This week I am seeing some new dragonflies emerging. Now we have some Twelve-Spotted Skimmers, Libellula-pulchella, helping to do battle against the deer flies and horse flies. Twelve-spotted Skimmer dragonflies slightly resemble the Common Whitetail dragonflies that I posted about a couple weeks ago. When they sit still for a moment it is easy to spot some of the key differences between those dragonflies. I love seeing these dragonflies, as well as the Whitetails, as they have the size and agility to easily take down many of the annoying biting insects around the ponds.
I also took a few photos of plants and flowers around the garden and in the fields. The orange daylilies, Hemerocallis fulva, are in peak bloom. Those lilies can spread and choke out even the most aggressive grasses so I like to situate them where they will help make garden maintenance easier rather than become a nuisance. They are useful on difficult patches that can’t be reached by the mower, or on slopes and ditches that are prone to erosion or waterlogging.
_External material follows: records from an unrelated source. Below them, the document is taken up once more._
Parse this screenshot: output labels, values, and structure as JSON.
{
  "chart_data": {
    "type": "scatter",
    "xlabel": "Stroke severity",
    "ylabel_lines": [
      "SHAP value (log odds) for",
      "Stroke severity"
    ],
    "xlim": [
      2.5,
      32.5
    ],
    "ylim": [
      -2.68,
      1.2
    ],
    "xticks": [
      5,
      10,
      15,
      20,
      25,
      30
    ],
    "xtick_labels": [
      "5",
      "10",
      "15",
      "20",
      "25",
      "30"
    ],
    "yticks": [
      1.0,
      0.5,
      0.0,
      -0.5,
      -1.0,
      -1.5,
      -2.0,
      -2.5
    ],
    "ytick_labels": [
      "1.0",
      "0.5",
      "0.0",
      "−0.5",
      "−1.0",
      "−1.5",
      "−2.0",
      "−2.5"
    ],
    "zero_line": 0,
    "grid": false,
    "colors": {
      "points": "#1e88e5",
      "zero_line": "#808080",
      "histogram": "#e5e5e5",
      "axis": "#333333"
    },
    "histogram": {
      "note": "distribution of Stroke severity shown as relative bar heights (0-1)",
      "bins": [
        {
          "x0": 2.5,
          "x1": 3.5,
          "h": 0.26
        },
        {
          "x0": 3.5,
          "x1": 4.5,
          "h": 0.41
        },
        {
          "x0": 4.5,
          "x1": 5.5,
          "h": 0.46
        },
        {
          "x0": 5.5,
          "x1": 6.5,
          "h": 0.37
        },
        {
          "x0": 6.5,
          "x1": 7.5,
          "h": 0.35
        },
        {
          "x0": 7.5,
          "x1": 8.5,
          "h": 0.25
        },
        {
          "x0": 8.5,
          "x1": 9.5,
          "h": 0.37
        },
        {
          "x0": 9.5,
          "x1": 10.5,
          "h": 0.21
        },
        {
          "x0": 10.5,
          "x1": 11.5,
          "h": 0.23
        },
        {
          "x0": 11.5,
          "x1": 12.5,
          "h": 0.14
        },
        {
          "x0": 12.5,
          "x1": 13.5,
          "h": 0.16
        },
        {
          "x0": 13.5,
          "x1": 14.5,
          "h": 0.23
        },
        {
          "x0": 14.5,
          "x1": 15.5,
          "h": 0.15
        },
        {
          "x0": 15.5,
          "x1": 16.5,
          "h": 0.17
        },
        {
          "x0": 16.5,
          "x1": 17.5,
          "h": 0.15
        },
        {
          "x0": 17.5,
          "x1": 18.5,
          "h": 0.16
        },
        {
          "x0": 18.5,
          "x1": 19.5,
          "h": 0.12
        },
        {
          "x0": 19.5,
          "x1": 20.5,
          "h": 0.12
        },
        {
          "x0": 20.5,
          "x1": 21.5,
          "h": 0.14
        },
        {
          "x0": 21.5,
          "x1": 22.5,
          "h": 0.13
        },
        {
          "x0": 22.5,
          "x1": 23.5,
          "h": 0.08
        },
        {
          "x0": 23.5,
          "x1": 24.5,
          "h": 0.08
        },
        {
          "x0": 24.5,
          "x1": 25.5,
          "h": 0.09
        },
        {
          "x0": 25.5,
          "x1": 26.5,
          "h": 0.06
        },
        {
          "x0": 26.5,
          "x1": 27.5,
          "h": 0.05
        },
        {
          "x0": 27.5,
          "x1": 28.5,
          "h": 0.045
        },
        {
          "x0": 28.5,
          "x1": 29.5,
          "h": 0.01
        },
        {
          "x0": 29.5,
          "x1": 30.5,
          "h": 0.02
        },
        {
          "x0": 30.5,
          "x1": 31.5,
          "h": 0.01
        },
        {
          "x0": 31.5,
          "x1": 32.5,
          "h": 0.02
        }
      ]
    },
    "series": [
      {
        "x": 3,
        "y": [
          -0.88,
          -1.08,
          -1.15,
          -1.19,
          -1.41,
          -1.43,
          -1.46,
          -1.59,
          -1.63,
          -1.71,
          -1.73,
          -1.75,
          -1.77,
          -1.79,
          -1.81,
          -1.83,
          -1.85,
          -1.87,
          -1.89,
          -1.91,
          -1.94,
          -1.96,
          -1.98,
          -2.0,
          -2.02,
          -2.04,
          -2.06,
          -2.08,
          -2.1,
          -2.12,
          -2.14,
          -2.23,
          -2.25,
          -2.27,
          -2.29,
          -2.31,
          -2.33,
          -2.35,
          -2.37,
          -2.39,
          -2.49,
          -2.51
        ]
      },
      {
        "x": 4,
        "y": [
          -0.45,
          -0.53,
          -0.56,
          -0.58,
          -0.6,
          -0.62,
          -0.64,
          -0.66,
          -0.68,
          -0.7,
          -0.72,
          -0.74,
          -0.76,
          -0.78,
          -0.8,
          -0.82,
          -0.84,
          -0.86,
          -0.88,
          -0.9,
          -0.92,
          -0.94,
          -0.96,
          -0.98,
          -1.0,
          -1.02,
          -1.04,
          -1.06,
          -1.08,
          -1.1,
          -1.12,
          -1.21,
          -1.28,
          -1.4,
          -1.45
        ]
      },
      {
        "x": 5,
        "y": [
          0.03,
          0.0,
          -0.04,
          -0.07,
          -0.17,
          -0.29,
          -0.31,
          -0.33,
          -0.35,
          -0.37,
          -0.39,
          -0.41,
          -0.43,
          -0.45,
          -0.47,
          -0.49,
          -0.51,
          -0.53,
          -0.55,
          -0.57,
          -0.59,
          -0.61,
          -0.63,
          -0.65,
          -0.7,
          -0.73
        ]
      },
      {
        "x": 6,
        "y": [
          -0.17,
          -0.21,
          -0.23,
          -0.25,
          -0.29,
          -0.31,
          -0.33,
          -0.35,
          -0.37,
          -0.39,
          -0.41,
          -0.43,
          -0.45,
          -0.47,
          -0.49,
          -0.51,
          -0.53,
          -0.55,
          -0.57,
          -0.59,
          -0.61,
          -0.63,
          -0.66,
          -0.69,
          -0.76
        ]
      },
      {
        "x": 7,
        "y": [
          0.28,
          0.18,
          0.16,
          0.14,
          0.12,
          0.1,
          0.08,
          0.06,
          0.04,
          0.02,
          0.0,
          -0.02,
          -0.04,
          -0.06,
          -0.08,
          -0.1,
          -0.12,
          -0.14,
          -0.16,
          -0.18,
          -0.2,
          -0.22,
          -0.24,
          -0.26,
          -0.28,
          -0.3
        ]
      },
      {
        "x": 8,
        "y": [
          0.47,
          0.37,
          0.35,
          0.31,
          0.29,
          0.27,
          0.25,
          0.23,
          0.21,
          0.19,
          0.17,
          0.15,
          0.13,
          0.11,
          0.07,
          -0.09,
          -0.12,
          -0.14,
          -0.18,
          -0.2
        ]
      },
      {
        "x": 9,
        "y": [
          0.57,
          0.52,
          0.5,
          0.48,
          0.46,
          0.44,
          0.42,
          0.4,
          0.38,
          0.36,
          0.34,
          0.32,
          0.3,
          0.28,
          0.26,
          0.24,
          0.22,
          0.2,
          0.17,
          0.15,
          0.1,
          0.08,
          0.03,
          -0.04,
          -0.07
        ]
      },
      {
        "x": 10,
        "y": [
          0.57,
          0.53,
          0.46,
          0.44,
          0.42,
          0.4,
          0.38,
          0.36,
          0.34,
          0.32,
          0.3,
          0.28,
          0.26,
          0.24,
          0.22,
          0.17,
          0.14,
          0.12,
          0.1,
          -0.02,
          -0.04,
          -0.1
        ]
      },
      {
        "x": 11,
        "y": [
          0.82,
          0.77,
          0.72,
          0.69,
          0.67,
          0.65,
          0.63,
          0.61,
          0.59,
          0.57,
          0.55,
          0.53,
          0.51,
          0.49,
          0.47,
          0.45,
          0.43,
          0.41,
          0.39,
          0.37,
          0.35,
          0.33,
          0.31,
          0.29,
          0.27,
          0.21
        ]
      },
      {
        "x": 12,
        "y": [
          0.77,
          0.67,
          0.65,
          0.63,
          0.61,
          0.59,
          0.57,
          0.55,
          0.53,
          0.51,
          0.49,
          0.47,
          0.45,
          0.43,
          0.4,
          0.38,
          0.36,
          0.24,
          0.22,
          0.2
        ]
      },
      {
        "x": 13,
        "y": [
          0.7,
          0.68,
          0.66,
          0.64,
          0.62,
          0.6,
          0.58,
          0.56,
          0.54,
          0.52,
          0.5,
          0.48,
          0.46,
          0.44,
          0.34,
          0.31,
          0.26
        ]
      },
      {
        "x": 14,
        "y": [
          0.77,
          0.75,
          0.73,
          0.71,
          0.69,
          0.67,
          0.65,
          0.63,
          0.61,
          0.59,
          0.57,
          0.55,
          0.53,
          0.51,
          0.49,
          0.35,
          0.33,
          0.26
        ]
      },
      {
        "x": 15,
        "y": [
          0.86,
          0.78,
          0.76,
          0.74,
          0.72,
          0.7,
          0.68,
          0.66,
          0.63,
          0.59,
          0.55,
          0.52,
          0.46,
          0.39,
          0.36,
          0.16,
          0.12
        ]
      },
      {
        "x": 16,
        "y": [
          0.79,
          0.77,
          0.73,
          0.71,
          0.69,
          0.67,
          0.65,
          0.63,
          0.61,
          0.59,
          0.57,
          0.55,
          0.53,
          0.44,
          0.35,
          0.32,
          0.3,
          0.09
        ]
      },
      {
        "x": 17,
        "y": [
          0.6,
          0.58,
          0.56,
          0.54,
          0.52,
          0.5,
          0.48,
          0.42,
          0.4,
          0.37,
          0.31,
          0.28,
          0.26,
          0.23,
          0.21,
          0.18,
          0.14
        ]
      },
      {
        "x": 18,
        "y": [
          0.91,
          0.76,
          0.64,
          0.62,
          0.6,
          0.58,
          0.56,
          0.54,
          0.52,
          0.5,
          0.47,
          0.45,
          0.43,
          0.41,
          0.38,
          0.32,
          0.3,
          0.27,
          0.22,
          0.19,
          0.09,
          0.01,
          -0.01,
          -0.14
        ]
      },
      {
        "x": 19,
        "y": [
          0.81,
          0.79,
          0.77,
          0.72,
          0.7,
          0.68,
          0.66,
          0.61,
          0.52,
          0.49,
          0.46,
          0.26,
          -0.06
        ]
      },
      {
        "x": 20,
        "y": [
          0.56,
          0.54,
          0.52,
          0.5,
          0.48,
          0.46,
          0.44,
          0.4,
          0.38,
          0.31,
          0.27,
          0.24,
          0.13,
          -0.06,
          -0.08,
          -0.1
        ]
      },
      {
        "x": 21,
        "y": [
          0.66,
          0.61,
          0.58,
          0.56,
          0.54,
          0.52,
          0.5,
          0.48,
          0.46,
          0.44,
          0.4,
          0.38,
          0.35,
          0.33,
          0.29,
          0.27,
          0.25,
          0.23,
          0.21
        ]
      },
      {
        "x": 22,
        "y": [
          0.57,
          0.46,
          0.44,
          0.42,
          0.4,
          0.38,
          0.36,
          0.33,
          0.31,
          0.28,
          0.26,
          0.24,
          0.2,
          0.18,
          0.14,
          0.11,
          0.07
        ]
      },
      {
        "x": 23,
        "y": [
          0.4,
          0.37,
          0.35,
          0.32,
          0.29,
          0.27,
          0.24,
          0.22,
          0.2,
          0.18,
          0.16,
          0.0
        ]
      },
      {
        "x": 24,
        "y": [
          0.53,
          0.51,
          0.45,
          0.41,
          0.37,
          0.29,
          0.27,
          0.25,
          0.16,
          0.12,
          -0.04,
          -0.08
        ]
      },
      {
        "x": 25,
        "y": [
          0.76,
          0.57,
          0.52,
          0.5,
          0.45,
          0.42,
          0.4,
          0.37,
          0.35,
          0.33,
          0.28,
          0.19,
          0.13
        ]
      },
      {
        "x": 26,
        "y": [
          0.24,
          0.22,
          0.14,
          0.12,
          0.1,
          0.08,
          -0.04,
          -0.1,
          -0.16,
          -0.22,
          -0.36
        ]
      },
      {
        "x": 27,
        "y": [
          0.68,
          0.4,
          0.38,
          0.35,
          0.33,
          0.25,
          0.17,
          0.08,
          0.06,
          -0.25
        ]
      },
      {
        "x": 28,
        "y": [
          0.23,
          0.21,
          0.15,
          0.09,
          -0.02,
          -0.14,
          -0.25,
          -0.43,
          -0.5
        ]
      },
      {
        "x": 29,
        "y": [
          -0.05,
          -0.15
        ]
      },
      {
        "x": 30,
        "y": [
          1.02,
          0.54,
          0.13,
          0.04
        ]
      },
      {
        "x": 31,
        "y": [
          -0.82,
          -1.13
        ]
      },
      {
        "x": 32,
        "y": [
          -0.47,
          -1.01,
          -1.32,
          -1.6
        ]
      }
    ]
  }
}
Out in the dry fields the sunflower-like Gaillardia, aka “Blanket Flower”, is in full bloom. They look like large orange daisies with yellow tipped petals. Perennial Sweet Pea is flowering too. The deep pink perennial sweet pea plants look nice in the wild, are very hardy, low-maintenance and will tolerate poor soil. While they have many advantages over the annual type there is a trade-off. The hardy perennial sweet pea lacks any of the scent and color variety that the delicate annual type is famous for.